A major factor of the Apple v. Samsung case has been whether consumers are confused when purchasing a Samsung device, believing it to be one of Apple’s iThings.
Peter Bressler, Apple’s expert witness in the Apple v Samsung case, just took the stand and cooly confirmed all of Apple’s claims against Samsung. But during cross-examination, Samsung’s counsel started throwing some punches with regards to prior art. Bressler had originally said in his testimony that the prior art he had analyzed has no bearing because of minor differences, such as a curved front rather than a flat one, as on the iPhone.
To combat this testimony, Samsung counsel introduced four different versions of prior art, including the 2005 Sharp design and LG’s Prada smartphone. With each example, Samsung counsel went through a checklist of questions: Is it rectangular? Does it have rounded corners? Does it have a balanced screen (centered both horizontally and vertically)? Does it have a speaker grill?
Bressler answered “Yes” to most of the questions presented to him, but not without throwing out objections to the way patents and prior art were being analyzed. Samsung counsel was only showing the front view of each piece of prior art, rather than showing all eight views of the devices.
“This is not how you review figures in patents,” said Bressler. “I believe this is a distorted view of how one should analyze a patent.”
Then Samsung counsel moved to specific Samsung handsets with regards to Scott Stringer’s July 31 testimony on one of four design patents Apple is asserting, ’087. Stringer said that it was important that the bezel be of uniform thickness all the way around, that it should be nominally flush with the front glass, that the corners all have equal radii and that the losenge shaped design of the speaker grill be centered both horizontally and vertically on the phone. He also brought up Stringer’s testimony on the iPhone’s “black oily pond,” which is a reference to the minimalist black front face.

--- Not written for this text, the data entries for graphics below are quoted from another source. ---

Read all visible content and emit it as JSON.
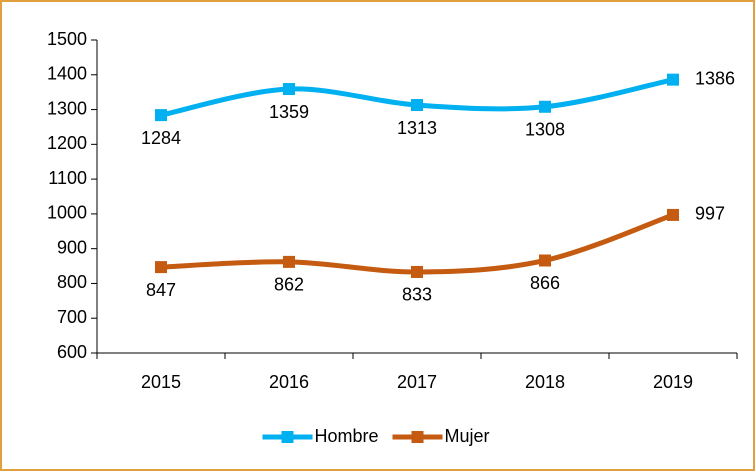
{
  "chart_data": {
    "type": "line",
    "smooth": true,
    "categories": [
      "2015",
      "2016",
      "2017",
      "2018",
      "2019"
    ],
    "series": [
      {
        "name": "Hombre",
        "color": "#00B0F0",
        "values": [
          1284,
          1359,
          1313,
          1308,
          1386
        ]
      },
      {
        "name": "Mujer",
        "color": "#C55A11",
        "values": [
          847,
          862,
          833,
          866,
          997
        ]
      }
    ],
    "ylim": [
      600,
      1500
    ],
    "yticks": [
      600,
      700,
      800,
      900,
      1000,
      1100,
      1200,
      1300,
      1400,
      1500
    ],
    "grid": false,
    "legend": "bottom"
  }
}
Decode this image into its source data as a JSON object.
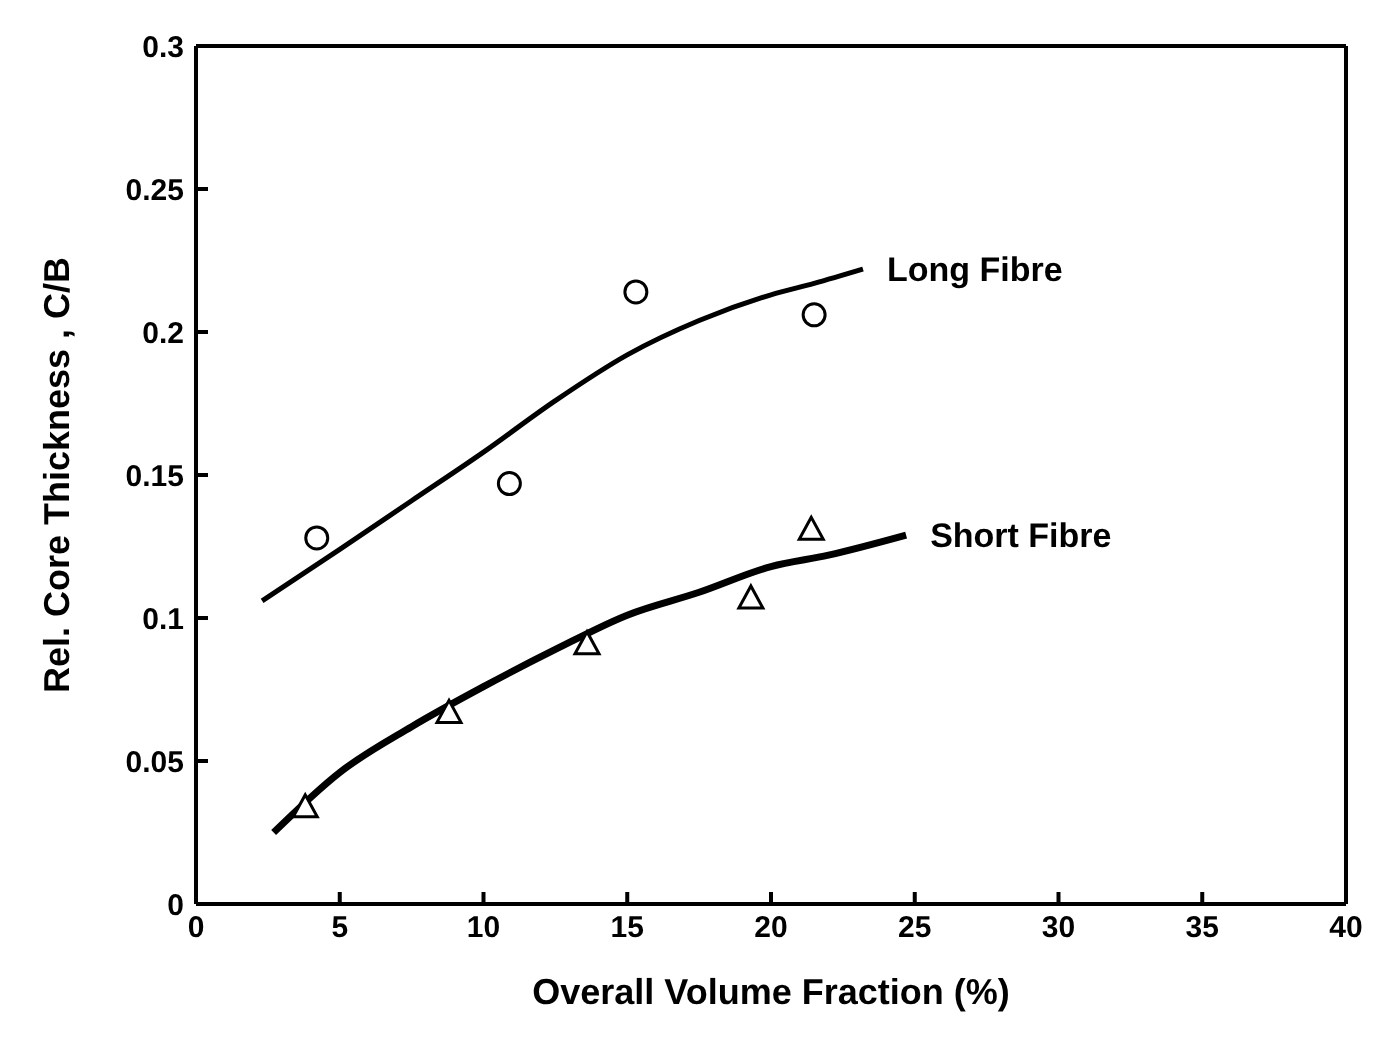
{
  "chart_data": {
    "type": "line",
    "xlabel": "Overall Volume Fraction (%)",
    "ylabel": "Rel. Core Thickness , C/B",
    "xlim": [
      0,
      40
    ],
    "xticks": [
      0,
      5,
      10,
      15,
      20,
      25,
      30,
      35,
      40
    ],
    "ylim": [
      0,
      0.3
    ],
    "yticks": [
      0,
      0.05,
      0.1,
      0.15,
      0.2,
      0.25,
      0.3
    ],
    "series": [
      {
        "name": "Long Fibre",
        "color": "#000000",
        "x": [
          2.3,
          5,
          7.5,
          10,
          12.5,
          15,
          17.5,
          20,
          21.5,
          23.2
        ],
        "values": [
          0.106,
          0.124,
          0.141,
          0.158,
          0.176,
          0.192,
          0.204,
          0.213,
          0.217,
          0.222
        ]
      },
      {
        "type": "scatter",
        "marker": "circle",
        "color": "#000000",
        "x": [
          4.2,
          10.9,
          15.3,
          21.5
        ],
        "values": [
          0.128,
          0.147,
          0.214,
          0.206
        ]
      },
      {
        "name": "Short Fibre",
        "color": "#000000",
        "x": [
          2.7,
          5,
          7.5,
          10,
          12.5,
          15,
          17.5,
          20,
          22,
          24.7
        ],
        "values": [
          0.025,
          0.046,
          0.062,
          0.076,
          0.089,
          0.101,
          0.109,
          0.118,
          0.122,
          0.129
        ]
      },
      {
        "type": "scatter",
        "marker": "triangle",
        "color": "#000000",
        "x": [
          3.8,
          8.8,
          13.6,
          19.3
        ],
        "values": [
          0.034,
          0.067,
          0.091,
          0.107
        ]
      },
      {
        "type": "scatter",
        "marker": "triangle",
        "color": "#000000",
        "x": [
          21.4
        ],
        "values": [
          0.131
        ]
      }
    ]
  }
}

Samsung counsel then tried to go into very detailed, minute differences between this patent’s embodiments (specific features in patents are referred to as embodiments) and both the Infuse 4G and the Galaxy S 4G. He said the Infuse 4G doesn’t have a bezel, and if the casing it does have were to be called a bezel, it’s much wider than the iPhone’s (and the ’677 patent). He mentioned that the radius of the corners on the Galaxy S 4G aren’t actually equal — the top has a 10mm radius and the bottom 13mm.
He went on and on, showing various buttons on Samsung’s handsets to show a distinction between Apple’s black oily pond and Samsung’s buttoned, branded front face on the Infuse.
To almost everything that was asked of him, Bressler explained, “I believe the ordinary observer gets an impression of an overall design,” he said. “The ordinary observer doesn’t view one element of the design at a time.”